Last July, Der Spiegel published something of a bombshell report, alleging that every major German automaker, including BMW, Audi, VW, Porsche, and Daimler, had been running a secret cartel since the 1990s. Today, it was reported that European Union authorities raided BMW headquarters as part of their investigation into the alleged cartel, according to Reuters.
There have been no antitrust proceedings initiated against any of the carmakers, but allegations were pretty serious. The automakers are accused of conspiring to fix the prices of certain technologies over decades.
EU staff had “conducted an inspection” at BMW’s Munich offices this week, the premium carmaker said in a statement, adding that it is “assisting the European Commission in its work.”
The EU’s Brussels executive said its antitrust officials had swooped unannounced on “a carmaker in Germany” on Monday Oct. 16 in the first confirmed raid related to allegations that several German automakers had engaged in an illegal cartel.
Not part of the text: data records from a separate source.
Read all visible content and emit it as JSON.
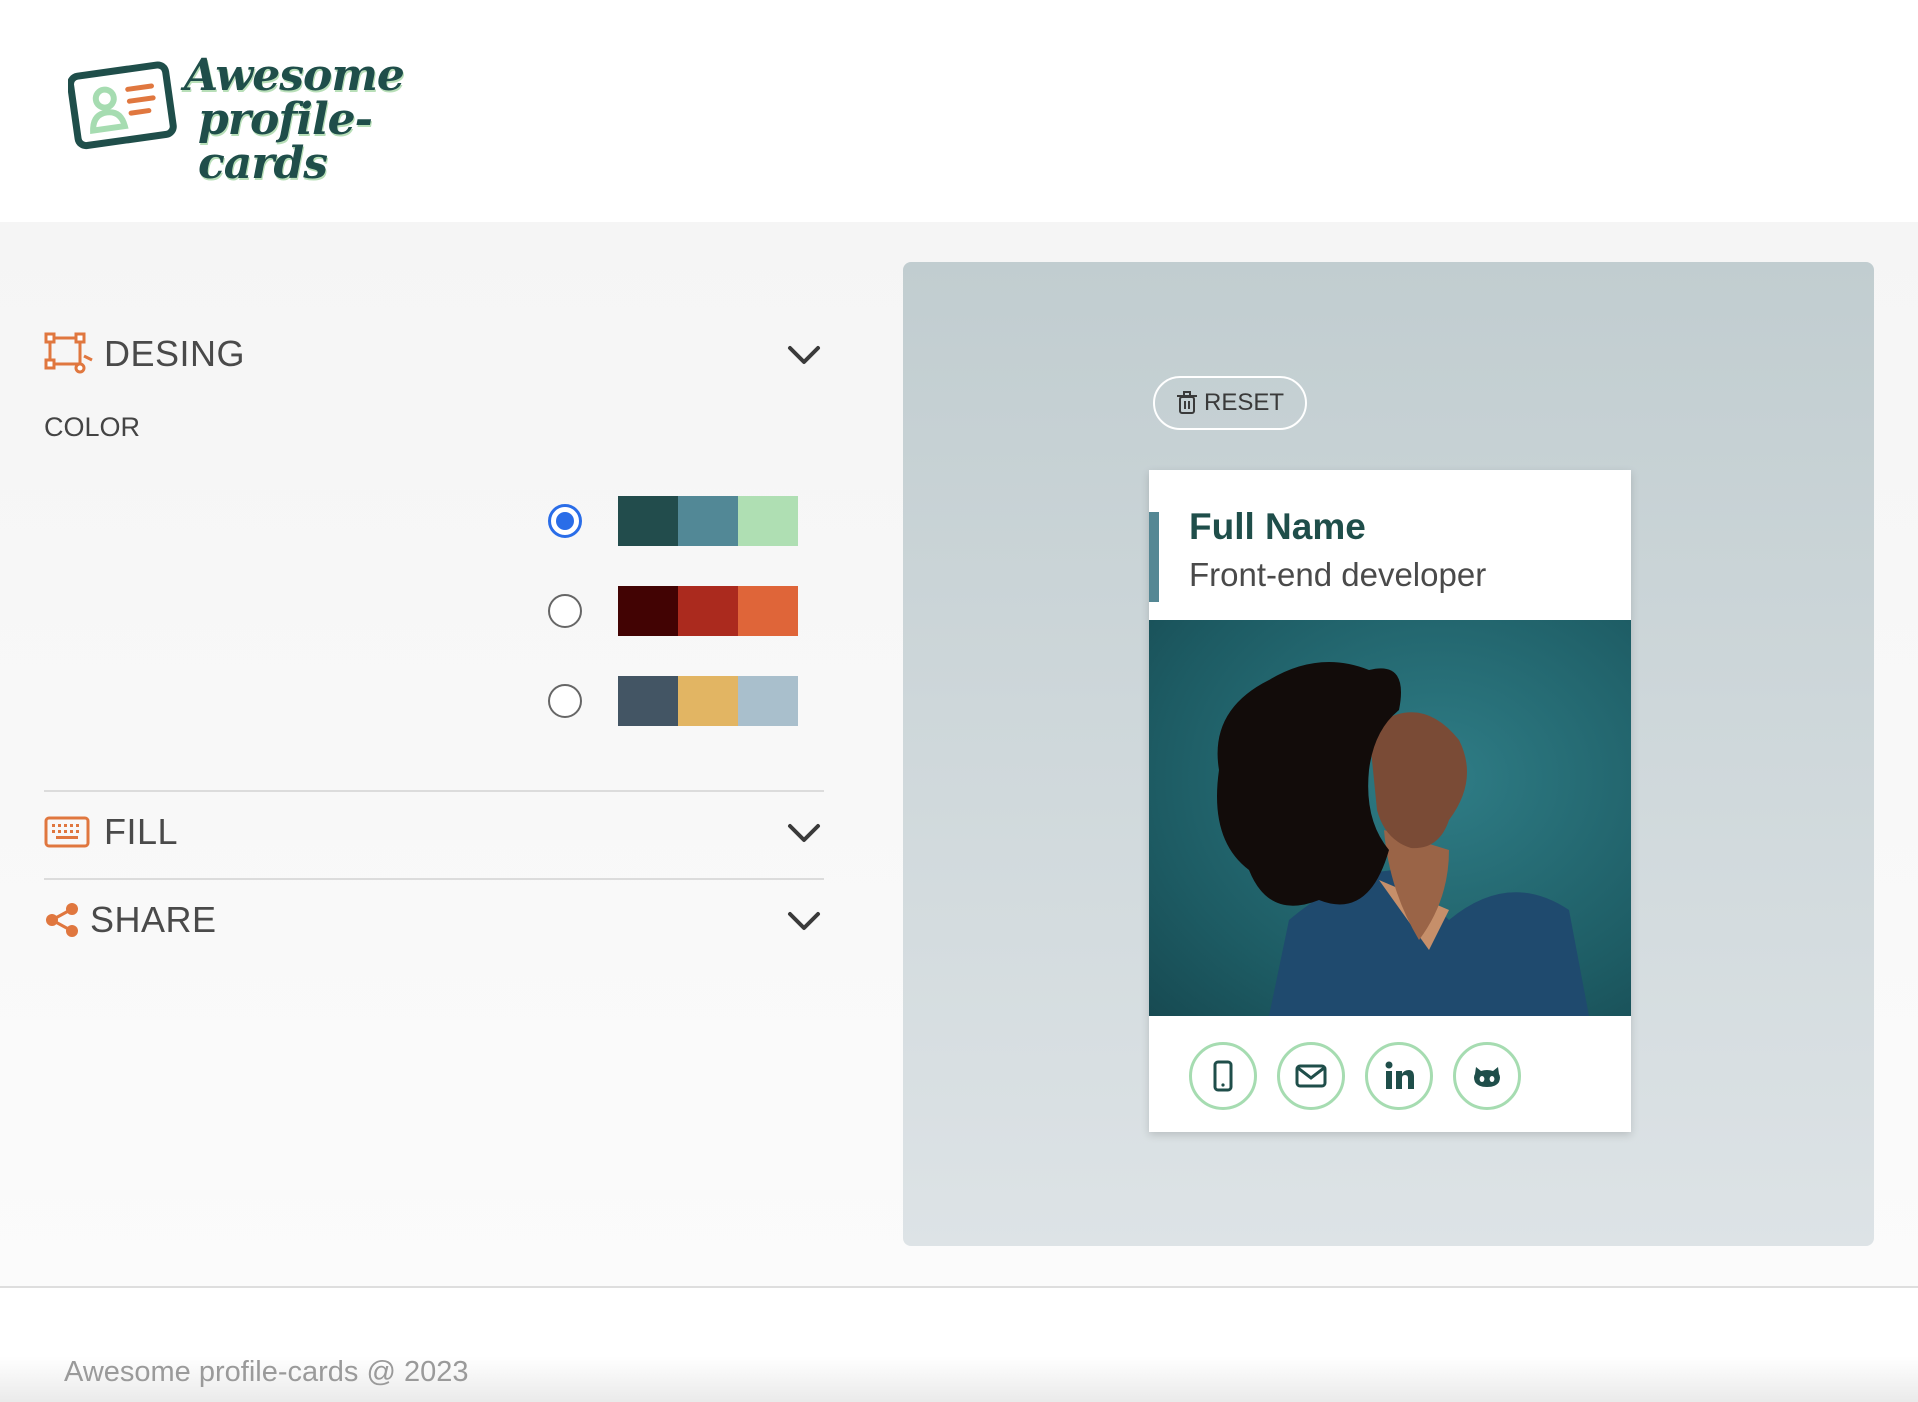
{
  "logo": {
    "line1": "Awesome",
    "line2": "profile-cards"
  },
  "sections": {
    "design": {
      "title": "DESING",
      "color_label": "COLOR"
    },
    "fill": {
      "title": "FILL"
    },
    "share": {
      "title": "SHARE"
    }
  },
  "palettes": [
    {
      "selected": true,
      "colors": [
        "#224c4c",
        "#528896",
        "#afdfb3"
      ]
    },
    {
      "selected": false,
      "colors": [
        "#420303",
        "#ab2a1e",
        "#df6539"
      ]
    },
    {
      "selected": false,
      "colors": [
        "#435564",
        "#e2b563",
        "#a9bfcc"
      ]
    }
  ],
  "preview": {
    "reset_label": "RESET",
    "card": {
      "name": "Full Name",
      "job": "Front-end developer",
      "social_icons": [
        "mobile-icon",
        "email-icon",
        "linkedin-icon",
        "github-icon"
      ]
    }
  },
  "footer": {
    "text": "Awesome profile-cards @ 2023"
  },
  "colors": {
    "accent_orange": "#e0773f",
    "primary_dark": "#1f4e4a",
    "social_border": "#a6dcb1"
  }
}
“The BMW Group wishes to make clear the distinction between potential violations of antitrust law on the one hand and illegal manipulation of exhaust gas treatment on the other,” the company said. “The BMW Group has not been accused of the latter.”
BMW might be worse off than some of the other companies allegedly involved, according to Reuters, as Daimler and VW have been cooperating with authorities. Before everything is said and done BMW can probably expect some very, very heavy fines.